This weekend, I listened to the latest episode of the totally awesome podcast Talk Talk with Martha Quinn. If you don’t subscribe and listen to that podcast, I highly recommend that you do. This most recent episode featured a heated discussion about who should appear on the ’80s music version of Mount Rushmore, which Martha named Mount Radmore. These are the songs that we would consider the founding fathers of the ’80s sound. There are so many great artists that are definitely deserving of monuments. But, if you had to choose only 4 who actually influenced the sound of the ’80s, who would you choose?
As you can imagine, things got heated on the podcast in the iHeart80s Radio 103.7 studios. Martha’s husband, Jordan, and iHeart80s Radio 103.7 DJ, Little Ricci, even got pulled into the debate.
I would highly recommend listening to this episode, then come back, and let me know who you would pick for your Mount Radmore.
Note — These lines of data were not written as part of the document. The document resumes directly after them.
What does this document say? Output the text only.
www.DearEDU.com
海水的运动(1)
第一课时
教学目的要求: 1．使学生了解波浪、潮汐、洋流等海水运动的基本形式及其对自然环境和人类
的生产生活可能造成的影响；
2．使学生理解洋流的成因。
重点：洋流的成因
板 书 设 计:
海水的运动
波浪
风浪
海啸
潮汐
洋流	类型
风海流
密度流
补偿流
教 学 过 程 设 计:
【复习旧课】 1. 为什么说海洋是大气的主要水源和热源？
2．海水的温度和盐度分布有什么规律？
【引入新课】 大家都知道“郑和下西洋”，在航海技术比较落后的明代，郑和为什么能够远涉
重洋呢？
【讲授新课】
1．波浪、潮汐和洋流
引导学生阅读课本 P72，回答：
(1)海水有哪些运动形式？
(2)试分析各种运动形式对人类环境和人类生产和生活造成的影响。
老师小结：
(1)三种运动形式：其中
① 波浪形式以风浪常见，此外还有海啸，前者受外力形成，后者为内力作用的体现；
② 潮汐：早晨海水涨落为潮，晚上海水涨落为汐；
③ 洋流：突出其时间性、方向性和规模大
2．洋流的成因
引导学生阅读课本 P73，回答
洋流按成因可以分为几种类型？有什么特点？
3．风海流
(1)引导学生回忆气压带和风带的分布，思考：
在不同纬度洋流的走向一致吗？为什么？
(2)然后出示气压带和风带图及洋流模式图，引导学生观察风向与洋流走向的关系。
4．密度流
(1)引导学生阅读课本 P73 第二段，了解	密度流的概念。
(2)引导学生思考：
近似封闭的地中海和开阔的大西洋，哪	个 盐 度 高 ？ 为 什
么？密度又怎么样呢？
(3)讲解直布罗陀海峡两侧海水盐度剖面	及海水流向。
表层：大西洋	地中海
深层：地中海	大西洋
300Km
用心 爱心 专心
I know that this will spark some debate, but I will give you my picks anyway.
“Video Killed The Radio Star” by The Buggles
Released in 1979, this song was a major influence for what was to come in ’80s Pop, New Wave, and just that fun, quirky, 80s attitude. Not to mention that it also kicked off MTV, which pretty much defined our 80s generation.
“Rapper’s Delight” by The Sugarhill Gang
Here is another song that was released in 1979, and influenced an entire genre of music, and a lifestyle. Thanks to The Sugarhill Gang, we got some Newcleus, and Grandmaster Flash and the Furious Five, and me with my boombox, parachute pants, cardboard, and some kick-ass break dancing moves. Without Rapper’s Delight, we may not have had Run-DMC (which would also mean no Aerosmith comeback), and other awesome Rap acts of the ’80s.
Tossup between “Cum on Feel the Noize” by Quiet Riot and “Rock Of Ages” by Def Leppard
I’m cheating here, but I give these two songs a tie. Both of these versions were released in 1983. Rock music had been around for a long time. But, these two songs brought hard rock to the mainstream. This would lead to big hair, big parties, and big attitudes that made the 80s so much fun.
“Let The Music Play” by Shannon
Shannon may have been a one-hit wonder, but this one hit would define a brand new genre of music with Freestyle. This style of music would carry on through the early ’90s. It smoothly transitioned 70s disco to 80s dance-pop. This would lead to Exposé, The Cover Girls, Stevie B, Lisa Lisa and Cult Jam, and Sweet Sensation. An 80s high school dance would not be complete without us dancing (even badly) to a song by any of these Freestyle artists, thanks to Shannon.
OK, I know I got this all wrong. There were thousands of artists in the 80s, and we can only pick a handful. Who would you pick for your Mount Radmore? I’d love to hear from you!